A bored astrophysicist trying to keep busy throughout these days of social distancing thought he had a great idea. Dr. Daniel Reardon thought he might invent a necklace that would set off an alarm whenever someone touched their face. Instead, he was hospitalized for getting four magnets stuck in his nostrils.
According to The Guardian:
The 27 year-old astrophysicist, who studies pulsars and gravitational waves, said he was trying to liven up the boredom of self-isolation with the four powerful neodymium magnets.
"I had a part that detects magnetic fields. I thought that if I built a circuit that could detect the magnetic field, and we wore magnets on our wrists, then it could set off an alarm if you brought it too close to your face. A bit of boredom in isolation made me think of that."
However, the academic realised the electronic part he had did the opposite – and would only complete a circuit when there was no magnetic field present.

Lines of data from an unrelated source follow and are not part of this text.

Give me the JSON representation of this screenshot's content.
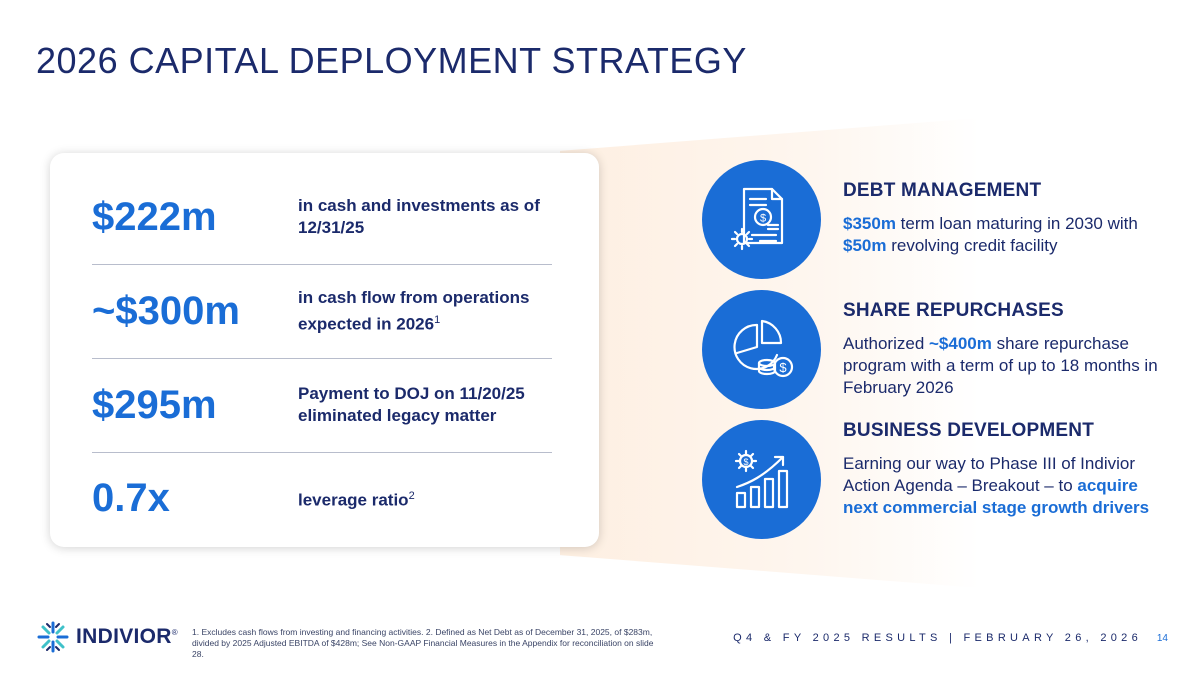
{
  "title": "2026 CAPITAL DEPLOYMENT STRATEGY",
  "stats": [
    {
      "value": "$222m",
      "desc": "in cash and investments as of 12/31/25",
      "sup": ""
    },
    {
      "value": "~$300m",
      "desc": "in cash flow from operations expected in 2026",
      "sup": "1"
    },
    {
      "value": "$295m",
      "desc": "Payment to DOJ on 11/20/25 eliminated legacy matter",
      "sup": ""
    },
    {
      "value": "0.7x",
      "desc": "leverage ratio",
      "sup": "2"
    }
  ],
  "sections": {
    "debt": {
      "heading": "DEBT MANAGEMENT",
      "hl1": "$350m",
      "t1": " term loan maturing in 2030 with ",
      "hl2": "$50m",
      "t2": " revolving credit facility",
      "icon": "finance-document-gear-icon"
    },
    "repurchase": {
      "heading": "SHARE REPURCHASES",
      "t1": "Authorized ",
      "hl1": "~$400m",
      "t2": " share repurchase program with a term of up to 18 months in February 2026",
      "icon": "pie-chart-coins-icon"
    },
    "business": {
      "heading": "BUSINESS DEVELOPMENT",
      "t1": "Earning our way to Phase III of Indivior Action Agenda – Breakout – to ",
      "hl1": "acquire next commercial stage growth drivers",
      "icon": "growth-bar-chart-icon"
    }
  },
  "colors": {
    "accent": "#1a6dd6",
    "navy": "#1b2a6b",
    "glow": "#fdecdc"
  },
  "logo": {
    "name": "INDIVIOR",
    "mark": "®"
  },
  "footnote": "1. Excludes cash flows from investing and financing activities. 2. Defined as Net Debt as of December 31, 2025, of $283m, divided by 2025 Adjusted EBITDA of $428m; See Non-GAAP Financial Measures in the Appendix for reconciliation on slide 28.",
  "footer": {
    "event": "Q4 & FY 2025 RESULTS | FEBRUARY 26, 2026",
    "page": "14"
  }
}
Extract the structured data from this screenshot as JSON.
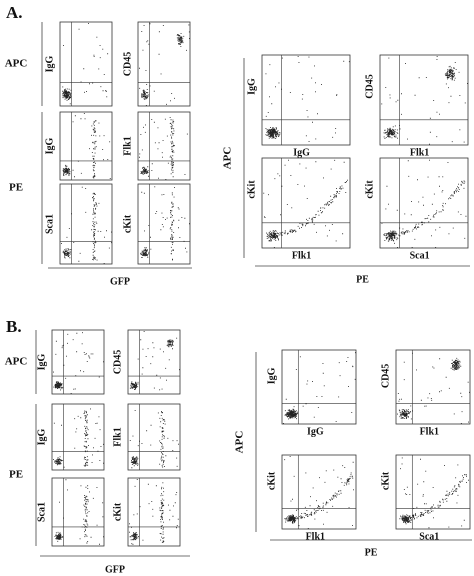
{
  "panels": [
    {
      "label": "A.",
      "left": {
        "groups": [
          {
            "label": "APC",
            "rows": [
              [
                "IgG",
                "CD45"
              ]
            ]
          },
          {
            "label": "PE",
            "rows": [
              [
                "IgG",
                "Flk1"
              ],
              [
                "Sca1",
                "cKit"
              ]
            ]
          }
        ],
        "x_label": "GFP"
      },
      "right": {
        "y_group": "APC",
        "x_group": "PE",
        "plots": [
          {
            "y": "IgG",
            "x": "IgG"
          },
          {
            "y": "CD45",
            "x": "Flk1"
          },
          {
            "y": "cKit",
            "x": "Flk1"
          },
          {
            "y": "cKit",
            "x": "Sca1"
          }
        ]
      }
    },
    {
      "label": "B.",
      "left": {
        "groups": [
          {
            "label": "APC",
            "rows": [
              [
                "IgG",
                "CD45"
              ]
            ]
          },
          {
            "label": "PE",
            "rows": [
              [
                "IgG",
                "Flk1"
              ],
              [
                "Sca1",
                "cKit"
              ]
            ]
          }
        ],
        "x_label": "GFP"
      },
      "right": {
        "y_group": "APC",
        "x_group": "PE",
        "plots": [
          {
            "y": "IgG",
            "x": "IgG"
          },
          {
            "y": "CD45",
            "x": "Flk1"
          },
          {
            "y": "cKit",
            "x": "Flk1"
          },
          {
            "y": "cKit",
            "x": "Sca1"
          }
        ]
      }
    }
  ]
}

"I accidentally invented a necklace that buzzes continuously unless you move your hand close to your face," he said.
Reardon realized his idea wasn't going to work, but, still bored, continued to play around with the magnets. First he attached them to both sides of his ears, as many of us have done, and then to the inside and outside of his nostrils. It was funny, until he realized he couldn't pry them out, not even with a pair of pliers.
"At this point, my partner who works at a hospital was laughing at me," he told The Guardian. "I was trying to pull them out but there is a ridge at the bottom of my nose you can't get past.
It took two doctors (and a dose of anaesthetic spray) to get those suckers out. Reardon told The Guardian he'll spend the rest of his social distancing days doing things he's more familiar with.